Dance Salad 2012: Nancy Henderek Gives Us Some of the Highlights
Dance Salad director and producer Nancy Henderek travels the world searching for choreographers and dancers to bring to the performing arts festival she founded 20 years ago in Brussels and then brought to Houston. Rather than looking for undiscovered stars or courting famous companies, Henderek says she looks for people and pieces that move her. "It has to intrigue me, it has to interest me. The choreography, music, message, how it will be accepted here, all of that comes into play, of course, but mostly I look for work that excites me." Henderek says each piece has to stand on its own and also fit into the festival as a whole.
Photo by Attila Glazer Seven choreographed by Pál Frenák
We admit it's rather like asking a mother if she has a favorite child, but we asked Henderek about festival highlights this year, and, it's no surprise, there are several. Compagnie Pál Frenák, based in Budapest and Paris, is high on the must-see list. "Absolutely no one knows Pál Frenák's work. This will be the first time they've ever been to the United States," Henderek tells Art Attack.
The company, led by Hungarian choreographer Frenák, is performing Seven, which explores the experience of being an expatriate, of redefining identity. During part of the performance, the stage is bathed in a dramatic, dark blue light and dancers move around and through huge tire tube-like forms. Frenák mixes classical and modern techniques, incorporating mime, sign language and even aerial dance to create something completely fresh. (For a sneak peek at Seven, click here.)
The wonderfully dramatic and groundbreaking Le Jeune Homme et la Mort (The Young Man and Death), about a young man driven to suicide by his unfaithful lover, is a coup for the festival. Choreographer Roland Petit's rarely seen signature work is being revived by longtime Petit assistant and dancer Luigi Bonino and performed here by English National Ballet stars Jia Zhang and Yonah Acosta (former Houston Ballet company member Carlos Acosta's nephew).
Photo by Marco Bravi Spellbound Dance Company
Acosta joins an impressive list of men who have performed the role of the young man in Mort, Rudolf Nureyev and Mikhail Baryshnikov among them. The work is considered a landmark in dance. Baryshnikov supposedly said the beginnings of contemporary dance began with Roland Petit's work.

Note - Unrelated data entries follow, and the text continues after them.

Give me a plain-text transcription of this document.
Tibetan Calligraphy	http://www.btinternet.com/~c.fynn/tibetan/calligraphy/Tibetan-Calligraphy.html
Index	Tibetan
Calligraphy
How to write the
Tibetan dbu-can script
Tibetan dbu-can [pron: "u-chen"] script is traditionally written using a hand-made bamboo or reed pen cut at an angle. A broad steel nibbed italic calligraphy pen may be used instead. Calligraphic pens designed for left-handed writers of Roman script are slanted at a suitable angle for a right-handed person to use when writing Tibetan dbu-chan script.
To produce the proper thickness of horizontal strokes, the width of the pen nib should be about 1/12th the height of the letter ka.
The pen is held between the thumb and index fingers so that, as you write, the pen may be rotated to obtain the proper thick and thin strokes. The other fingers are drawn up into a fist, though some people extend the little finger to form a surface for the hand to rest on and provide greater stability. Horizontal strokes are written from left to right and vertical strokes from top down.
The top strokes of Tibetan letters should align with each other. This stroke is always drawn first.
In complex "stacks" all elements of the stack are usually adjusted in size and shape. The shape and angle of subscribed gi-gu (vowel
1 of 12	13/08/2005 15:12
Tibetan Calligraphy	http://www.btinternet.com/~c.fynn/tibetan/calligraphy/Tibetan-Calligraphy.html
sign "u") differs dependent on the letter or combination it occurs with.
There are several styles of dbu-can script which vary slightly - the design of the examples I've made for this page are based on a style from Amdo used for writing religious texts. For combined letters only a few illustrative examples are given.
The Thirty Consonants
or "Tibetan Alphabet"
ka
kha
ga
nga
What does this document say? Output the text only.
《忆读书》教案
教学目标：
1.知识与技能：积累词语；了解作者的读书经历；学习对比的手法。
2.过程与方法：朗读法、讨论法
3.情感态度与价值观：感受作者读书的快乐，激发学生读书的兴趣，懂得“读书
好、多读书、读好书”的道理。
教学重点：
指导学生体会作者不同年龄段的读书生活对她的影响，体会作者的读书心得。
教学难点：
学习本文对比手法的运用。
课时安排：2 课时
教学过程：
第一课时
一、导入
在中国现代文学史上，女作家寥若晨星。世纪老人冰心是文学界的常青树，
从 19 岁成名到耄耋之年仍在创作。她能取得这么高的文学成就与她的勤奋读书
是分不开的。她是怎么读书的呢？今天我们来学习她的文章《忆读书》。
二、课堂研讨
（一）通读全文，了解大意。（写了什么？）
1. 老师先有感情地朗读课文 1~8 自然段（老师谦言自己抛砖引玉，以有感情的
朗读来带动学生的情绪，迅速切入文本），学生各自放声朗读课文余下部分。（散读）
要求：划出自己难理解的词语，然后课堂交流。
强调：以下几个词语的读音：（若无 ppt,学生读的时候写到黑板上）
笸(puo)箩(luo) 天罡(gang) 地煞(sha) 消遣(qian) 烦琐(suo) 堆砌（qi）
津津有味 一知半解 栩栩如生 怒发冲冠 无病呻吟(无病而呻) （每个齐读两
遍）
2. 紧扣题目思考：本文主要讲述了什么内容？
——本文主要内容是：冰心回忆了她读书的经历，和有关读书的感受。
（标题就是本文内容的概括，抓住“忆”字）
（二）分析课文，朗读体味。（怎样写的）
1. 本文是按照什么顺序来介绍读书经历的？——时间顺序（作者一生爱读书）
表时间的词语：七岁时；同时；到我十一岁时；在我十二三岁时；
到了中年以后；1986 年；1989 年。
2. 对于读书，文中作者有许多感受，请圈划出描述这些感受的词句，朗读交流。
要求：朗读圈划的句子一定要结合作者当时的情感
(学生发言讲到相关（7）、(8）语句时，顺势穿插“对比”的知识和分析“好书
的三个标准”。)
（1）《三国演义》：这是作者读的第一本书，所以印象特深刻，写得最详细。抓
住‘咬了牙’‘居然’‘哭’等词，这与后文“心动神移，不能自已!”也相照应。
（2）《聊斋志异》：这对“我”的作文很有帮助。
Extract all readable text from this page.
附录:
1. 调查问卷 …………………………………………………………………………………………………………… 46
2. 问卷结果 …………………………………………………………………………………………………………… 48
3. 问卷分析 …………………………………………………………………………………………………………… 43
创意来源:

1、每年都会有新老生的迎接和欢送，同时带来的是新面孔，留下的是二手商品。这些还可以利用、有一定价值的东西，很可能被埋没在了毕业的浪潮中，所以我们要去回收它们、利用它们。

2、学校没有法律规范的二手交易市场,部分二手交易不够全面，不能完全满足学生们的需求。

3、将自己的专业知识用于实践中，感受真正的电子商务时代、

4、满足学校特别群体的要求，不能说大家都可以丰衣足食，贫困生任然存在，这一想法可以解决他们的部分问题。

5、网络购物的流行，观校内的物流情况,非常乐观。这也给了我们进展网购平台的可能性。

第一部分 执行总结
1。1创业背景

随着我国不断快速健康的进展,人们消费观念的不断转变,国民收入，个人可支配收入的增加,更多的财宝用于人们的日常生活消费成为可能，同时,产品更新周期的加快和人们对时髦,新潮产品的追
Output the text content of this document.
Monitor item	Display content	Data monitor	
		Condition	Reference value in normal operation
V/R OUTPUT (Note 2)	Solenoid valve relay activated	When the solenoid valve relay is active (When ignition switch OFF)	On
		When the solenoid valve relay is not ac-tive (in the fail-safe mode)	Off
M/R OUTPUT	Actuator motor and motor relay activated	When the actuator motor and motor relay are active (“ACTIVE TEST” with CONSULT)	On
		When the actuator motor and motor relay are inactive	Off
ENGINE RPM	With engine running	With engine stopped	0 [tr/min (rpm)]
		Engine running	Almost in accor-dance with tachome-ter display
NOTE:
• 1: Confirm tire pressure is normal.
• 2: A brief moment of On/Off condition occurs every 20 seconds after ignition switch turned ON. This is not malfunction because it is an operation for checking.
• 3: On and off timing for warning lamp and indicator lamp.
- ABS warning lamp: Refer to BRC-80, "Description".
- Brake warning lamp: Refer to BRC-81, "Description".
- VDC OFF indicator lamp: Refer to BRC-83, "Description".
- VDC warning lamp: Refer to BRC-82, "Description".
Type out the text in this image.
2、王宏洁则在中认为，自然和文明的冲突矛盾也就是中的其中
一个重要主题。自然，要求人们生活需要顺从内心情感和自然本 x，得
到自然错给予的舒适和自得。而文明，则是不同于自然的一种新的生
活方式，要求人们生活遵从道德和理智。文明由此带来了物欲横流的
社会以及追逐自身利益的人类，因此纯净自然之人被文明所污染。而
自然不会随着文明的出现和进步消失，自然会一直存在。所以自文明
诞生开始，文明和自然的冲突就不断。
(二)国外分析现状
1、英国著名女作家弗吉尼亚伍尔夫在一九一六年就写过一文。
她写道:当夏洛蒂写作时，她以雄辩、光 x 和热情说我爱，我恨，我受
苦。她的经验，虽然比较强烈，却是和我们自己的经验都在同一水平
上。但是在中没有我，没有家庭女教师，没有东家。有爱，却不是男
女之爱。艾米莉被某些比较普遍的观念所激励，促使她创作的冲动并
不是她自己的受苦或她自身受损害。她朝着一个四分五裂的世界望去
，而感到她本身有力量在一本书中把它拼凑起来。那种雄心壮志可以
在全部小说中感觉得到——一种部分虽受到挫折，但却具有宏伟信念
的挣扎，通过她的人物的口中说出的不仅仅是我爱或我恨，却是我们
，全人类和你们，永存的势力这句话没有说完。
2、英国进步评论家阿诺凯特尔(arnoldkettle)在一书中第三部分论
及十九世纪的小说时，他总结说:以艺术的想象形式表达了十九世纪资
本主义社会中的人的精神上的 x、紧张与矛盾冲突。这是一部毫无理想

"It's the oldest piece in the festival," says Henderek. "People are looking for the next big thing, but sometimes we forget that people were very creative in the past. At the time it was considered almost shocking. Even though it was created in 1946, it's still very contemporary, still very relevant.
"What was so wonderful about Petit was the drama that he infused in ballet. He took ballet from being a pretty, fluffy art form to something that was very serious. He took on social issues. It's gritty work, and it's all there onstage."